Exponential sums are a specialized area of math that studies series with terms that are complex exponentials. Estimating such sums is delicate work. General estimation techniques are ham-fisted compared to what is possible with techniques specialized for these particular sums. Exponential sums are closely related to Fourier analysis and number theory.
Exponential sums also make pretty pictures. If you make a scatter plot of the sequence of partial sums you can get surprising shapes.
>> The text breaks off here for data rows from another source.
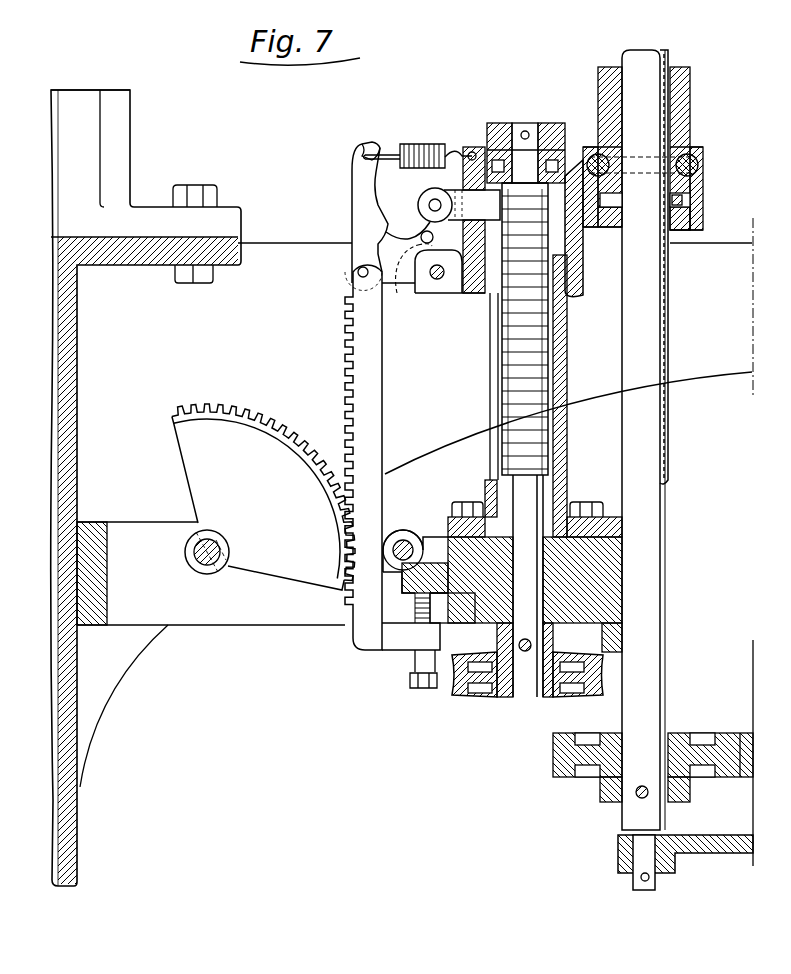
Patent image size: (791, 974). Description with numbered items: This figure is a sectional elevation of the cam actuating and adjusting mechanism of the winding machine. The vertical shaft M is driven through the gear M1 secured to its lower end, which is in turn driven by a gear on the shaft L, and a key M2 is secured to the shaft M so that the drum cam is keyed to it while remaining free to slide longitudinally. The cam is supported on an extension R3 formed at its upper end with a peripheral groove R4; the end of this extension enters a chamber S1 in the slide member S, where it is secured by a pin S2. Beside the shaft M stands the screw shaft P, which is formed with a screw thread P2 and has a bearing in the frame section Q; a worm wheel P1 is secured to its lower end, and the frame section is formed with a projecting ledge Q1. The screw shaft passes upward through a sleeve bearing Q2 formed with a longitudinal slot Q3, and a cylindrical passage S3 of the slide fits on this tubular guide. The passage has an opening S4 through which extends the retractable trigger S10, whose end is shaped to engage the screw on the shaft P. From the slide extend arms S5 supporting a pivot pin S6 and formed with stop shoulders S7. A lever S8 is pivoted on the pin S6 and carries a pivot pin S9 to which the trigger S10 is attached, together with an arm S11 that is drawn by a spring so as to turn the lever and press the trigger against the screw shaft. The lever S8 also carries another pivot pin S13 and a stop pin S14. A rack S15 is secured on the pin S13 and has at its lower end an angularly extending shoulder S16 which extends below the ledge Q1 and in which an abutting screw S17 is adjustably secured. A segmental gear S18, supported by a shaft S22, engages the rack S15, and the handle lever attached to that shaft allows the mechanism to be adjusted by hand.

The segmental gear S18 is at (282, 432).
The shaft S22 is at (203, 545).
The rack S15 is at (353, 404).
The pivot pin S13 is at (358, 274).
The arm S11 is at (358, 176).
The pivot pin S9 is at (395, 150).
The abutting screw S17 is at (424, 144).
The opening S4 is at (472, 150).
The retractable trigger S10 is at (459, 205).
The lever S8 is at (404, 240).
The stop pin S14 is at (421, 238).
The arms S5 is at (440, 294).
The pivot pin S6 is at (440, 280).
The stop shoulders S7 is at (400, 296).
The screw thread P2 is at (510, 342).
The pin S2 is at (580, 160).
The slide member S is at (584, 262).
The cylindrical passage S3 is at (583, 290).
The sleeve bearing Q2 is at (567, 354).
The longitudinal slot Q3 is at (490, 378).
The screw shaft P is at (512, 586).
The projecting ledge Q1 is at (404, 600).
The angularly extending shoulder S16 is at (411, 655).
The frame section Q is at (544, 670).
The worm wheel P1 is at (456, 695).
The shaft M is at (643, 440).
The key M2 is at (668, 430).
The extension R3 is at (598, 90).
The peripheral groove R4 is at (690, 164).
The chamber S1 is at (685, 200).
The shaft L is at (742, 716).
The gear M1 is at (553, 760).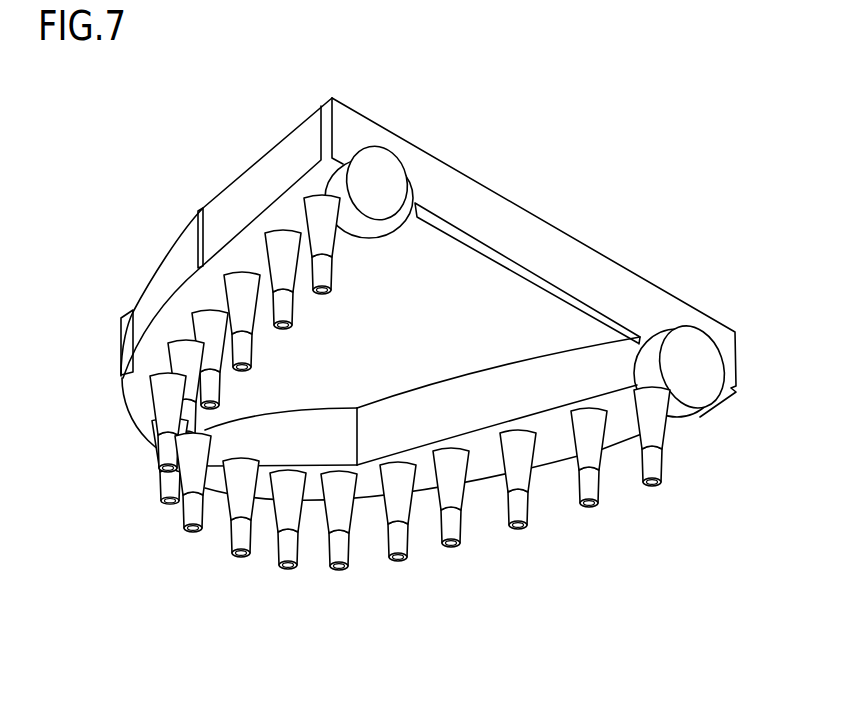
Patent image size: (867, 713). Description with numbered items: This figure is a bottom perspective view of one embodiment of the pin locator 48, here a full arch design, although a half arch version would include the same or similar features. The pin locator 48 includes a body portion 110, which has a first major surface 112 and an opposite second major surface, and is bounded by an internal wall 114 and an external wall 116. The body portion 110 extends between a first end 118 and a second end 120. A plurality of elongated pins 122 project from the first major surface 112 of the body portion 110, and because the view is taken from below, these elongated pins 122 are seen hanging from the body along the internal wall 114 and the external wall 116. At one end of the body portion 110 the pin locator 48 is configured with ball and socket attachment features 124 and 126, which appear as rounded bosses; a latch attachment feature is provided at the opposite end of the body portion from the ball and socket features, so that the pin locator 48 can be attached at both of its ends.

This is related to the trickiness of estimating such sums: the partial sums don’t simply monotonically converge to a limit.
The exponential sum page at UNSW [link went away] suggests playing around with polynomials with dates in the denominator. If we take that suggestion with today’s date, we get the curve below:
These are the partial sums of exp(2πi f(n)) where f(n) = n/10 + n²/7 + n³/17.
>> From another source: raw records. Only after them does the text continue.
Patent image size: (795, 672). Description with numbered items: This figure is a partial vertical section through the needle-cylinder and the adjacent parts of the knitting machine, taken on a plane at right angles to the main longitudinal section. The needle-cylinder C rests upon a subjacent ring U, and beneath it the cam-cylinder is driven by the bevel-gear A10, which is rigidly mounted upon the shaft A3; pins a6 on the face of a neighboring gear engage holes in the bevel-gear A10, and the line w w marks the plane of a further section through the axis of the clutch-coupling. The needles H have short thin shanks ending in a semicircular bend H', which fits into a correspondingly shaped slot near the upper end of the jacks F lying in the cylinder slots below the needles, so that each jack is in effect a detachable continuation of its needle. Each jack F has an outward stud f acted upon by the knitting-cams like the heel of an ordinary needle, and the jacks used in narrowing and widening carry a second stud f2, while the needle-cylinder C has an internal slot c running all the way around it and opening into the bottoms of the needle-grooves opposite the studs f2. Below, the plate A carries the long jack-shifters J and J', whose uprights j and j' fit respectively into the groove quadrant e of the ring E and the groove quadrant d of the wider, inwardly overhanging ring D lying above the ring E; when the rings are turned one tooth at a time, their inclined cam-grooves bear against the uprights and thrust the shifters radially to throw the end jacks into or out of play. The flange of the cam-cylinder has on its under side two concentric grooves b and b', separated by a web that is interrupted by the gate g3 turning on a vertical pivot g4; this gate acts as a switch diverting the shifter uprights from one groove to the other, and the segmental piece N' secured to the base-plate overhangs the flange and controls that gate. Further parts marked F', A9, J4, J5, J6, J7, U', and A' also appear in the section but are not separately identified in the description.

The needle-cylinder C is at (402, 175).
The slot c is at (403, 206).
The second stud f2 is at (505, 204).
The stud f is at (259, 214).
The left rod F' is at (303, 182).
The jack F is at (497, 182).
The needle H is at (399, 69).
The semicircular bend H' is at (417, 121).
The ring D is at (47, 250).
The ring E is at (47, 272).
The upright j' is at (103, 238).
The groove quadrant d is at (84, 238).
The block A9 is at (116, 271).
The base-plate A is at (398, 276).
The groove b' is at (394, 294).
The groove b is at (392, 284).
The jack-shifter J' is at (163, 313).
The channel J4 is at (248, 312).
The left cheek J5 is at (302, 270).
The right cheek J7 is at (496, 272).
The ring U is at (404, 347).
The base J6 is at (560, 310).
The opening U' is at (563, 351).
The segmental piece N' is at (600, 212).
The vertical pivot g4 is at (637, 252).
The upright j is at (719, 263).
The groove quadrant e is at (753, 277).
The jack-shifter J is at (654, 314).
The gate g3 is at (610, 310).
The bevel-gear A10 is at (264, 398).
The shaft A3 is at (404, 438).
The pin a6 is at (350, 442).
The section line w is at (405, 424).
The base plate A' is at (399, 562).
[Update: You can get an image each day for the current day’s date here.]
Here’s the code that produced the image.
import matplotlib.pyplot as plt from numpy import array, pi, exp, log N = 12000 def f(n): return n/10 + n**2/7 + n**3/17 z = array( [exp( 2*pi*1j*f(n) ) for n in range(3, N+3)] ) z = z.cumsum() plt.plot(z.real, z.imag, color='#333399') plt.axes().set_aspect(1) plt.show()
If we use logarithms, we get interesting spirals. Here f(n) = log(n)4.1.
And we can mix polynomials with logarithms. Here f(n) = log(n) + n²/100.
In this last image, I reduced the number of points from 12,000 to 1200. With a large number of points the spiral nature dominates and you don’t see the swirls along the spiral as clearly.